Is prediction a blessing or a curse?
It looks like anticipatory computing is here to stay, but there is an elephant in the room. Without a doubt, the technologies outlined above are considered by some to be a serious invasion of privacy. The question is, will these privacy concerns slow down the trend or will the convenience factor win out?
Others warn that by allowing companies to shape our intents instead of guessing them, we have never been closer to selling our souls. But venture capitalist Om Malik argues that this new wave of computing will simply declutter our lives by learning our behavior and anticipating our needs, and that most of us will gladly trade convenience for security squeamishness.
The concerns are valid, but if anticipatory computing is really the next big thing, the players involved could very well decide to put their efforts into making sure that the new technologies will please people and not alienate them. Google has reportedly even set up an ethics committee to ensure that intelligence technology isn’t abused.
The creation of this committee may well be related to Google’s recent acquisition of the artificial intelligence company DeepMind. Is that where anticipatory computing is going, towards machines that can think on their own—and think for us? Perhaps.
But before computers can replace humans, a lot still has to happen. Siri’s isn’t nearly as human as the Samantha operating system in the movie Her. Google Now seems to offer public transportation for places that are just around the corner. These technologies clearly need to step it up a notch if they are to become more trusted and widely used—dare we say loved.
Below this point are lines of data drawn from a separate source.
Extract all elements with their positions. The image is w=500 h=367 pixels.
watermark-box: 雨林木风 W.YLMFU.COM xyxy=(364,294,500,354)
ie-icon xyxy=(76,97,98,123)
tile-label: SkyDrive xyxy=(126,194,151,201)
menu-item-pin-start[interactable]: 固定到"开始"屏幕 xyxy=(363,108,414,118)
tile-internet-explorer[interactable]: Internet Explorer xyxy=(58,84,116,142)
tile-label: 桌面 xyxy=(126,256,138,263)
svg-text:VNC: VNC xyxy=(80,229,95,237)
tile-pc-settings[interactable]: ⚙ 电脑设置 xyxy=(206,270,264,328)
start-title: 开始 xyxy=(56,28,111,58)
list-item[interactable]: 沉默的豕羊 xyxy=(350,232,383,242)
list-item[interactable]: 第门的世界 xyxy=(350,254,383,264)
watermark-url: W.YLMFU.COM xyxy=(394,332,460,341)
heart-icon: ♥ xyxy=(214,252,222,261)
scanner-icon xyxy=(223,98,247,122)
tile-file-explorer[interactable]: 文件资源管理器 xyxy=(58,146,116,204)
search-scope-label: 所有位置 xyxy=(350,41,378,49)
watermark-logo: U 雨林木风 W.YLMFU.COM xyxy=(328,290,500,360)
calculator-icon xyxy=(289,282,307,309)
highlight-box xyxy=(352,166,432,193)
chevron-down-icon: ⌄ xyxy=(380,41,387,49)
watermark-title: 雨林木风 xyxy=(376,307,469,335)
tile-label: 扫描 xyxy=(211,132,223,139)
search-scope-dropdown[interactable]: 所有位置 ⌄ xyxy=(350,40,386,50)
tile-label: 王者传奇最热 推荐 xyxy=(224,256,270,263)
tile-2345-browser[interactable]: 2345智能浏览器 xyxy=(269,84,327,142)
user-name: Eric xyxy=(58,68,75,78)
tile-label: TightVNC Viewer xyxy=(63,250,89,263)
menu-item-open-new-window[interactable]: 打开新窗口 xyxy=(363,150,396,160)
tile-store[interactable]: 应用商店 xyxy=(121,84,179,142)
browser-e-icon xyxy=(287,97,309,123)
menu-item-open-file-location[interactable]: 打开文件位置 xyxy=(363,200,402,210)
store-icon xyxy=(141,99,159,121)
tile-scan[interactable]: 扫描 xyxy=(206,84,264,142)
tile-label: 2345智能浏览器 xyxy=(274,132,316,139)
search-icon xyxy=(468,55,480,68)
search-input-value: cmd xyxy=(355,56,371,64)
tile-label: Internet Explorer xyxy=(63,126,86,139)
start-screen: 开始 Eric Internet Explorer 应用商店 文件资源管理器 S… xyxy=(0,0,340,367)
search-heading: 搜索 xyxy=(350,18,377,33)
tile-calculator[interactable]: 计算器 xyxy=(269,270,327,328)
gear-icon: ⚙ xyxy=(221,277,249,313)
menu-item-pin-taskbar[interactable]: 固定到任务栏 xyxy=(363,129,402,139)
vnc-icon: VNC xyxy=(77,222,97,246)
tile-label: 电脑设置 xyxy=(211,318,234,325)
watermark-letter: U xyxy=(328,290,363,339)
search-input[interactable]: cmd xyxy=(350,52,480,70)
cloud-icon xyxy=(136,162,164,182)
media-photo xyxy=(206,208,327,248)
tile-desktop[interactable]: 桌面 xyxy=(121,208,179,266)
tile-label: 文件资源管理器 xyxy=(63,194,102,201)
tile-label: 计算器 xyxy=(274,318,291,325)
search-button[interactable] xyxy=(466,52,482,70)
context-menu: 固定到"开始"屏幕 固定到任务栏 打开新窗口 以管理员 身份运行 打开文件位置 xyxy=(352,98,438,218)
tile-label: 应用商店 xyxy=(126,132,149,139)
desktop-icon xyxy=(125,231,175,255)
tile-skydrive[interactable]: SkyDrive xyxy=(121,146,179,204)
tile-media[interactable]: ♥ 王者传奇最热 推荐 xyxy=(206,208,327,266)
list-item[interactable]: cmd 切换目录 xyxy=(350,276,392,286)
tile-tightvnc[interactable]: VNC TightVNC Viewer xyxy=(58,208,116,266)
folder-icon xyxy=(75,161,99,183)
Even if these technologies get significant improvements, such as better interfaces, we might never fully get there. At Stanford University’s Future of Media Conference in March 2014, the role of anticipatory computing was discussed in the scope of content curation. While content discovery will probably be based more and more on anticipatory computing, no algorithm will ever replace humans.
A computer can’t detect humor, nor can it detect early on if an article is bound to go viral. At best, it can develop a very close approximation, by closely monitoring the data we leave behind.
While anticipatory computing seems here to stay, the human factor is something that will probably never be replaced. So go ahead, Amazon, order my next shipment. Netflix, tell me what I’m going to watch. But you never know, I just might change my mind and do something unexpected that you’ll never be able to guess!